God created us with a “natural girdle” made up of what we refer to as “core muscles.” Often times when people hear core muscles they immediately assume abdominal muscles. Abdominals often get credit for protecting the back and being the foundation of strength, but in reality they are only a small part of what makes up the core. Without being too technical, in general the muscles of the core run the length of the trunk and torso. These muscles include the abs, the obliques (located on sides and front of abs), your lower back muscles, the erector spinae, (group of three muscles which run along your neck to the lower back), and your glutes which is located in the back of the hip and upper thigh leg.
I want to give you enough description of these muscles so you can understand how they form a natural girdle. The deepest abdominal muscle, the transverse abdominis, acts like a weight belt, wrapping around your spine for protection and stability. These are the muscles across the belly. The obliques, as stated are the muscles on the side and front of the abdomen, around the waist. You have the erector spinae running vertically up the back, and the latissimus dorsi going horizontally across. As we learn the anatomy we were created with and how to use it, we will find God had a much better plan than putting on superficial supports and not using our muscles.

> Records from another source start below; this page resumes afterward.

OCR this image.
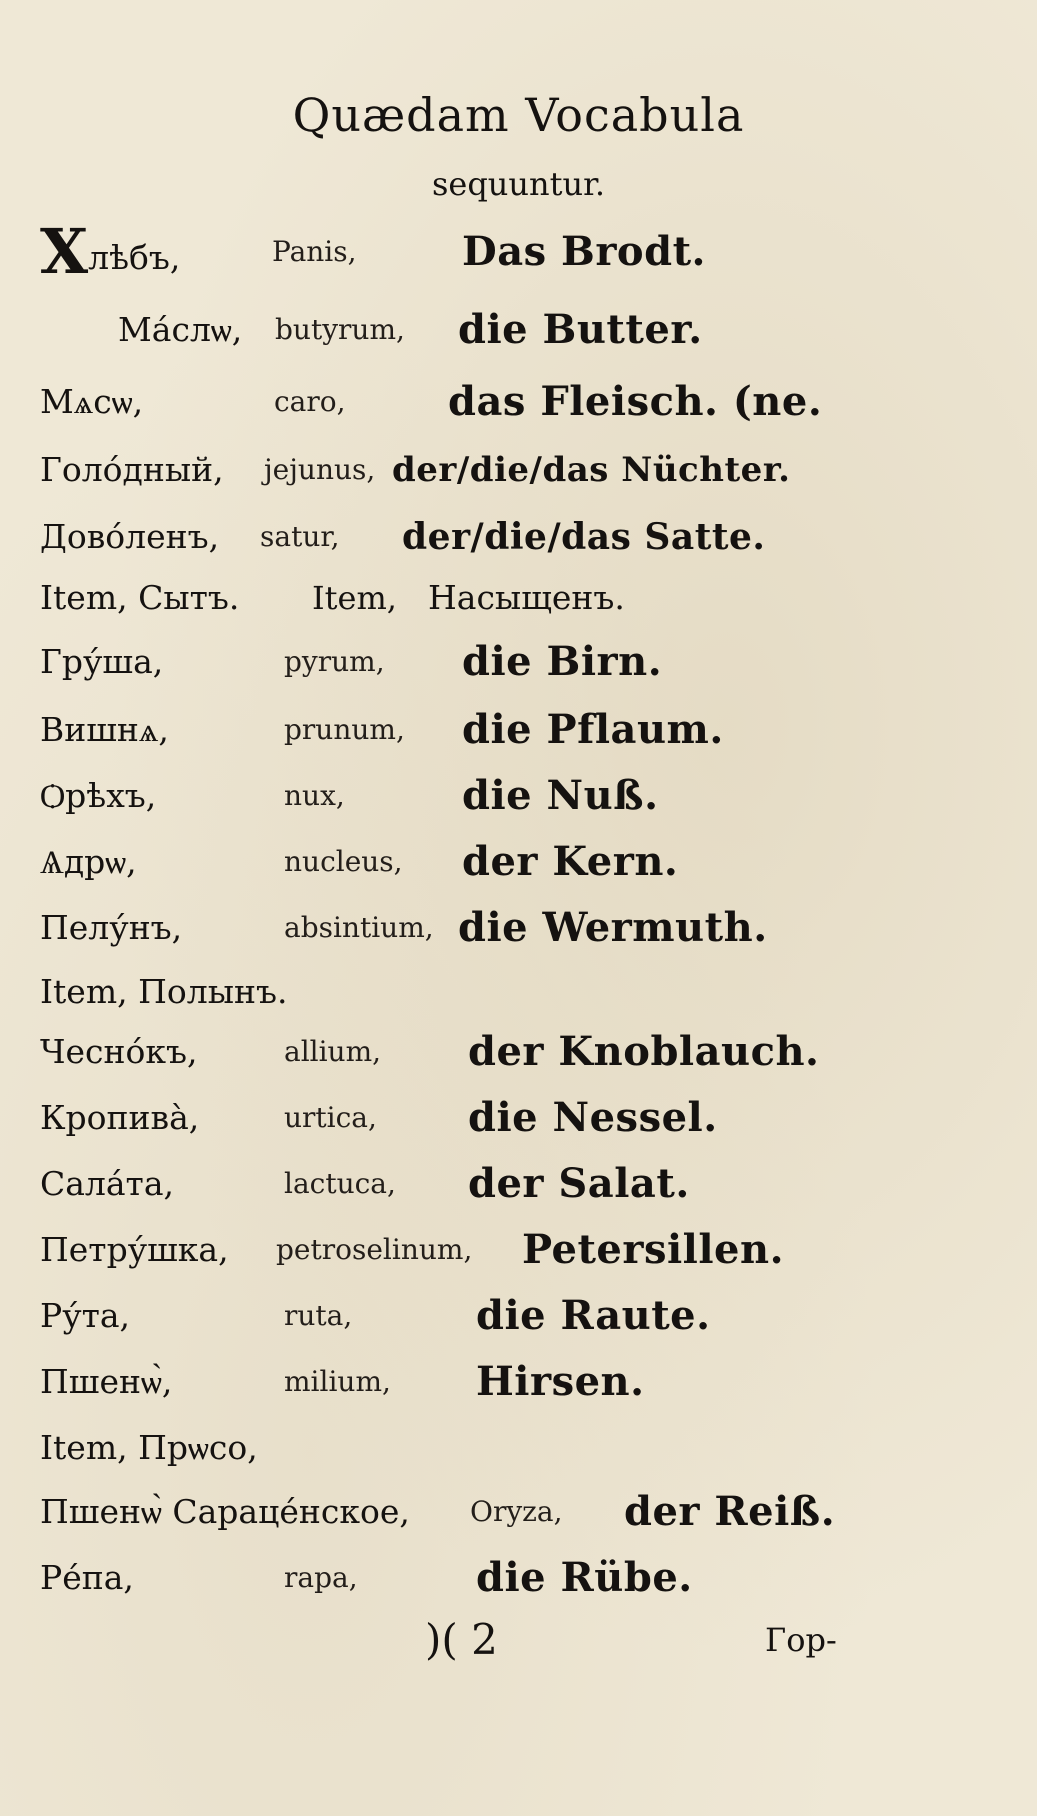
Quædam Vocabula
sequuntur.
Хлѣбъ,	Panis,	Das Brodt.
Ма́слѡ, butyrum, die Butter.
Мѧсѡ,	caro,	das Fleisch. (ne.
Голо́дный, jejunus, der/die/das Nüchter.
Дово́ленъ, satur, der/die/das Satte.
Item, Сытъ. Item, Насыщенъ.
Гру́ша,	pyrum, die Birn.
Вишнѧ,	prunum, die Pflaum.
Ѻрѣхъ,	nux,	die Nuß.
Ѧдрѡ,	nucleus, der Kern.
Пелу́нъ,	absintium, die Wermuth.
Item, Полынъ.
Чесно́къ,	allium, der Knoblauch.
Кропива̀,	urtica, die Nessel.
Сала́та,	lactuca, der Salat.
Петру́шка, petroselinum, Petersillen.
Ру́та,	ruta,	die Raute.
Пшенѡ̀,	milium, Hirsen.
Item, Прѡсо,
Пшенѡ̀ Сараце́нское, Oryza, der Reiß.
Ре́па,	rapa,	die Rübe.
)( 2	Гор-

The goal of the core is to stabilize and maintain a solid foundation and transfer energy from the center of the body out to the limbs. When we refer to “core strength,” it refers to the muscles of your abs and back and their ability to support your spine and keep your body stable and balanced. If our “natural girdle” is stretched out, weak, and unable to do what it was created to, we encounter all kinds of repercussions. One of the most common repercussions is back pain. Back pain is common because so many muscles have to contract and relax in order to allow you to stand and move. Tendons attach muscles to bones, ligaments hold your vertebrae together, and muscles protect your spine and hold your body in place. If all of these are strong and healthy, you are good to go. But, if you have weak muscles, poor posture will result, and the back will be one of the first places to feel the strain.
We have to exercise these muscles to strengthen them. I could give you a long list of exercises, but I recommend doing your own research. Education is the best motivator. Start with simply focusing on strengthening lower back muscles, your glutes, abs, and obliques. Water exercise is the most effective exercise I have found for overall core strength. The reason being your core muscles are constantly engaged the whole time you are in the water. The buoyancy, inertia, (movement of water) and the resistance of the water forces you to constantly use the core for stability and balance.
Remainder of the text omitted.